At the worst possible moment, right before I would have gotten my boarding passes, I learned that when traveling with a US passport to India, you need to have applied for a visa.
No, you couldn't get it upon arrival.
No, you couldn't pay them the money for the visa upon arrival.
YES, you could get it upon arrival when traveling with a Philippine passport.
Holding on to that hope but expecting the worst, I broke down sobbing in the middle of the world's worst airport and exited, after having called my grandma asking her to bring my Philippine passport.
I don't think I've ever felt so much despair in my life. I suppose there's a first time for everything.
I'll never forget standing outside the airport in the scorching heat and humidity as tears continued to stream down my face, as I called my parents in the USA, explaining what had happened, as I ignored the crowd of people standing around me that generated additional heat. I'll never forget looking out beyond the row of Philippine flags waving in the breeze at the skyline of Manila in the distance. I'll never forget the arrival of my grandma as she handed me my Philippine passport, a passport that had expired over a year ago.
Nothing else could be done. I wasn't to go to India on the day it had been planned. I couldn't stop crying. All that planning, all that anticipation, all for naught.
I already knew it was the world's worst airport for its crowdedness and disorganization (among other qualities needing improvement), but to me, Ninoy Aquino International Airport is also the world's worst airport for the fact that this terrible memory took place there and will forever be embedded in my mind.
Part of the reason I'm writing this so dramatically is that one day when I write a travel memoir/autobiography I can just copy and paste this into the manuscript. Furthermore, when my life gets turned into a movie, there is a detailed account of this horrific incident that'll serve as a guideline to the screenplay writer.
I'm thinking of another plausible scenario that would've been way more interesting and fun to write about. I should have just gotten to go to India anyway and dealt with my lack of a visa over there. I would have been detained in a foreign land and finally crossed off "international criminal" on things of my "fabulous things I need to be in my life" list. What a way to start the India adventures. (Disclaimer: The list doesn't actually exist...yet.)
But oh well. For now, we're working on getting me a visa and getting my tickets changed. So all is not lost.
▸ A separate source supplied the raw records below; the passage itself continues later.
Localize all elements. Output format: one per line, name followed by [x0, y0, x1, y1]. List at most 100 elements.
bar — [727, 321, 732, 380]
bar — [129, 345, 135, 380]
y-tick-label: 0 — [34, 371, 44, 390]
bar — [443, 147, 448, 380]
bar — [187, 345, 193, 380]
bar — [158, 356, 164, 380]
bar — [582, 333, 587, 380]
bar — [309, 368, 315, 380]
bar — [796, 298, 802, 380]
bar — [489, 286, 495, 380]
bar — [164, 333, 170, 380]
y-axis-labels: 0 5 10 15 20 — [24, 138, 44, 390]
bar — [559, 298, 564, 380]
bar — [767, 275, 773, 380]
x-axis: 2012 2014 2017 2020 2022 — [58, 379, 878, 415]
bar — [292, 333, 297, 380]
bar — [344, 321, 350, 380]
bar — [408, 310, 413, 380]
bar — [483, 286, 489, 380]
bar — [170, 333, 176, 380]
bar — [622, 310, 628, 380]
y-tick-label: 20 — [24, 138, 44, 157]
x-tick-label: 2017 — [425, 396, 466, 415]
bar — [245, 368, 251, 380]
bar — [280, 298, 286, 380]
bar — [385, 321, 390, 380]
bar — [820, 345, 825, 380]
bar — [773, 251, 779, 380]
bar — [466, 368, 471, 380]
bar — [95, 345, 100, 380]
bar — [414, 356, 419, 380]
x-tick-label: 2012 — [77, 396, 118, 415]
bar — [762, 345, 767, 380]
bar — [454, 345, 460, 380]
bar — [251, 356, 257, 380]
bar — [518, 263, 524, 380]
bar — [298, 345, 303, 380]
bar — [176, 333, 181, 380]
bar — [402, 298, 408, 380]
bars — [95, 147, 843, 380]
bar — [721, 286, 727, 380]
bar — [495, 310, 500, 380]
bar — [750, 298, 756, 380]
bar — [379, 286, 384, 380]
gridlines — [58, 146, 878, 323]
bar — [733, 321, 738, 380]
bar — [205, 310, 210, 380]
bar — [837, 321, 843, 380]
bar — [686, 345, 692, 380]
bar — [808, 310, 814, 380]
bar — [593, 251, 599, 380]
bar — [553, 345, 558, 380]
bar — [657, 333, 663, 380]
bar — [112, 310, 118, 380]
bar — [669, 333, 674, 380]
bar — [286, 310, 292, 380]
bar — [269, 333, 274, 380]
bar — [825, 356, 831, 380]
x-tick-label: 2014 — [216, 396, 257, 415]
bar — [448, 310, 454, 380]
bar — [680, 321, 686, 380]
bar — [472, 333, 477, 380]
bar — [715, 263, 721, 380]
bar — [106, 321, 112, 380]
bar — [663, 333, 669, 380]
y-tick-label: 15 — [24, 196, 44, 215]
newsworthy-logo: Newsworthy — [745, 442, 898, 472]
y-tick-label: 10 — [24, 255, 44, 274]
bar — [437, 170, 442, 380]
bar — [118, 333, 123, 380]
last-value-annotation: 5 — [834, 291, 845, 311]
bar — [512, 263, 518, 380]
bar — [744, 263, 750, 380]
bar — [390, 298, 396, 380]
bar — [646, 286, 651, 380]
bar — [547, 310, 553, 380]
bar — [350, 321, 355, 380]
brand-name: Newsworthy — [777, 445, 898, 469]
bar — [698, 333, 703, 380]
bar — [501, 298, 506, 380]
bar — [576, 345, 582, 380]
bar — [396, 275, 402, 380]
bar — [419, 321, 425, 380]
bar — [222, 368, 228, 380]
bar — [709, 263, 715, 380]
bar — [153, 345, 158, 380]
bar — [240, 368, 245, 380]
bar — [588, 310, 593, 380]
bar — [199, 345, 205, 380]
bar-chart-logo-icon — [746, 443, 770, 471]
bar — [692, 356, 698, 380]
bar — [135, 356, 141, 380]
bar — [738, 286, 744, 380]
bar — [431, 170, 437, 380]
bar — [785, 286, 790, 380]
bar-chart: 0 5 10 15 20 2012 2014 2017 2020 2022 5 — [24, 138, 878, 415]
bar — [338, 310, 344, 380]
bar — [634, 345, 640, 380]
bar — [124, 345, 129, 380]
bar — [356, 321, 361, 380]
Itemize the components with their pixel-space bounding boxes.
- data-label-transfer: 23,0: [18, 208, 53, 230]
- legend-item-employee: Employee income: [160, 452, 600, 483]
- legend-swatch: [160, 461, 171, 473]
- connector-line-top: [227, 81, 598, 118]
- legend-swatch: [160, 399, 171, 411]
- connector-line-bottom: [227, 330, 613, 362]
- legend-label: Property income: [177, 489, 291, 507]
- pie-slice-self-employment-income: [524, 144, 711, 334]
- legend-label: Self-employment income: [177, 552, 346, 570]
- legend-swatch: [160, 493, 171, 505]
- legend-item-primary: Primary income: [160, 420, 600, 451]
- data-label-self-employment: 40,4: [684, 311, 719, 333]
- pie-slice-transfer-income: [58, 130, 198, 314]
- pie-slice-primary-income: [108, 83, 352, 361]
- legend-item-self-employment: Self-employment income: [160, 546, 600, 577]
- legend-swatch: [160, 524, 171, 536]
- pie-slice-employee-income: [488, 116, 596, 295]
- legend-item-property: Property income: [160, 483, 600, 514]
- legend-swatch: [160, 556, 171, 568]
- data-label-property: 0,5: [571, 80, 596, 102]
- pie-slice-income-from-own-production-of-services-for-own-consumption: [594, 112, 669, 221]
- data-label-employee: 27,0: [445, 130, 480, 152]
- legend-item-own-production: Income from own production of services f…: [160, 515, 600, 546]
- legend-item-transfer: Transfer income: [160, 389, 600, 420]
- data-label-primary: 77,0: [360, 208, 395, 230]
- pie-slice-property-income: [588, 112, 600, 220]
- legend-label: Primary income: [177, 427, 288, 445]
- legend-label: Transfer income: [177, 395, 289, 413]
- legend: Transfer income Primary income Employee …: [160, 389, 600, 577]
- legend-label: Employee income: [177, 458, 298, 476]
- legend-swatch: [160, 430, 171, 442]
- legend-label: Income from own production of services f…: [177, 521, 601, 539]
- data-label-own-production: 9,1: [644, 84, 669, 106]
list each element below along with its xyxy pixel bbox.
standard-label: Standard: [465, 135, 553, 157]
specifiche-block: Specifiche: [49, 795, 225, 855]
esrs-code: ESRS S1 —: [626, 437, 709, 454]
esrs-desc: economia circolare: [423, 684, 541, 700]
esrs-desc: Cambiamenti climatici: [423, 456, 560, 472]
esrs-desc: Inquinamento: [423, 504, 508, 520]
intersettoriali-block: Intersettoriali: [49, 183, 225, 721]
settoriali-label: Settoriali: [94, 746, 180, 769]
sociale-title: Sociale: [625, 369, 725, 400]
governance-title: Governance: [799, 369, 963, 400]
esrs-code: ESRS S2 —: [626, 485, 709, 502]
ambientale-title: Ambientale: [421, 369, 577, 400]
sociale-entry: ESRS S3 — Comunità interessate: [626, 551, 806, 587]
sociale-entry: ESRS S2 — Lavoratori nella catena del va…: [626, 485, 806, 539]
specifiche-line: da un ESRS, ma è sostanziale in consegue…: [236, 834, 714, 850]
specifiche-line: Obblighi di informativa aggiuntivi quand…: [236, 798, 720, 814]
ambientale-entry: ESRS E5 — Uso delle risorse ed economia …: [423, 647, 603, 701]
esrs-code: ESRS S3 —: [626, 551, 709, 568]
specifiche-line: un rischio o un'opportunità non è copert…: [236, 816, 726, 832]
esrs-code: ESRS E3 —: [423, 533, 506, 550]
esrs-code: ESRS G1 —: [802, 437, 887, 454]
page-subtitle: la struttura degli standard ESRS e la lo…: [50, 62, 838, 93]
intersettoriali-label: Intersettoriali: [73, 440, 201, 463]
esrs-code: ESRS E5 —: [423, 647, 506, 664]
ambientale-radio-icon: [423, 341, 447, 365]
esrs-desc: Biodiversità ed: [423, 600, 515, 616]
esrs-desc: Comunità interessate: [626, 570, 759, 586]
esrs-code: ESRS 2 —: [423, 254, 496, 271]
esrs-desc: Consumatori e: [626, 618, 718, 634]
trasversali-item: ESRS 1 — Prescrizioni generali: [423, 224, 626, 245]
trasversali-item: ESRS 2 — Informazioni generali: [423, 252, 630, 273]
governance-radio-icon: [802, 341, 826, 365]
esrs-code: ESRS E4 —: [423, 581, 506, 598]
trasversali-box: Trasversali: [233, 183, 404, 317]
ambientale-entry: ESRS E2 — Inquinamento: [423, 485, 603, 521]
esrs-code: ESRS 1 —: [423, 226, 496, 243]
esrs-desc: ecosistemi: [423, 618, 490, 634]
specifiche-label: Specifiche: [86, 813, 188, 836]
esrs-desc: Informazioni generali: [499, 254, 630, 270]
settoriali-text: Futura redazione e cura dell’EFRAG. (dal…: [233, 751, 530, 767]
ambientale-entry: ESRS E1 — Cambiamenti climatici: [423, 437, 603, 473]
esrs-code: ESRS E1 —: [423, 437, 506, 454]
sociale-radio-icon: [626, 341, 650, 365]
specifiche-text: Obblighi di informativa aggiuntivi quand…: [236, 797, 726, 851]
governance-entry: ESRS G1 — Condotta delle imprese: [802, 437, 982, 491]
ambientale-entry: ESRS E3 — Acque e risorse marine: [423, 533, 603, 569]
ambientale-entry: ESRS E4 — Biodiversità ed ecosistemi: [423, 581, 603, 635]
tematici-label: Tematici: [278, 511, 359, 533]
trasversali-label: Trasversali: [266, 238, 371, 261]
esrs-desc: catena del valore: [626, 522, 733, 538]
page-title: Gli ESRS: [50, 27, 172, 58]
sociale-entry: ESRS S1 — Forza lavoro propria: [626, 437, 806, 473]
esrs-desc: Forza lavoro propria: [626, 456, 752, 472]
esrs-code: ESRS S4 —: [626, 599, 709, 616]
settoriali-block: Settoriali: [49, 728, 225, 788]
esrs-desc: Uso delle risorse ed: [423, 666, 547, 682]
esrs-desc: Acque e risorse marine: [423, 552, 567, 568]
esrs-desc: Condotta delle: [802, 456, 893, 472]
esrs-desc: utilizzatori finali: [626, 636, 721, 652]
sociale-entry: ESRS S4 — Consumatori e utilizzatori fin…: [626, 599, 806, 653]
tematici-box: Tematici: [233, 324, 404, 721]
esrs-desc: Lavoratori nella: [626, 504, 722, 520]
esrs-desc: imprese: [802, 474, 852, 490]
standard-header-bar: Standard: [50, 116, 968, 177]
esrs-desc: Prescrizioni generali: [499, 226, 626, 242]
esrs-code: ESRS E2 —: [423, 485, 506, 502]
Thus concludes the latest report from my dysfunctional life. A life in which fortune cookies and BuzzFeed quizzes serve as premonitions of things to come, in which the usually well-organized and put-together US justice system screws up and detains me for no reason, in which I just have to be a little more patient before I finally see India. Because by the time I do, after all this waiting and trouble, it'll be even more magnificent.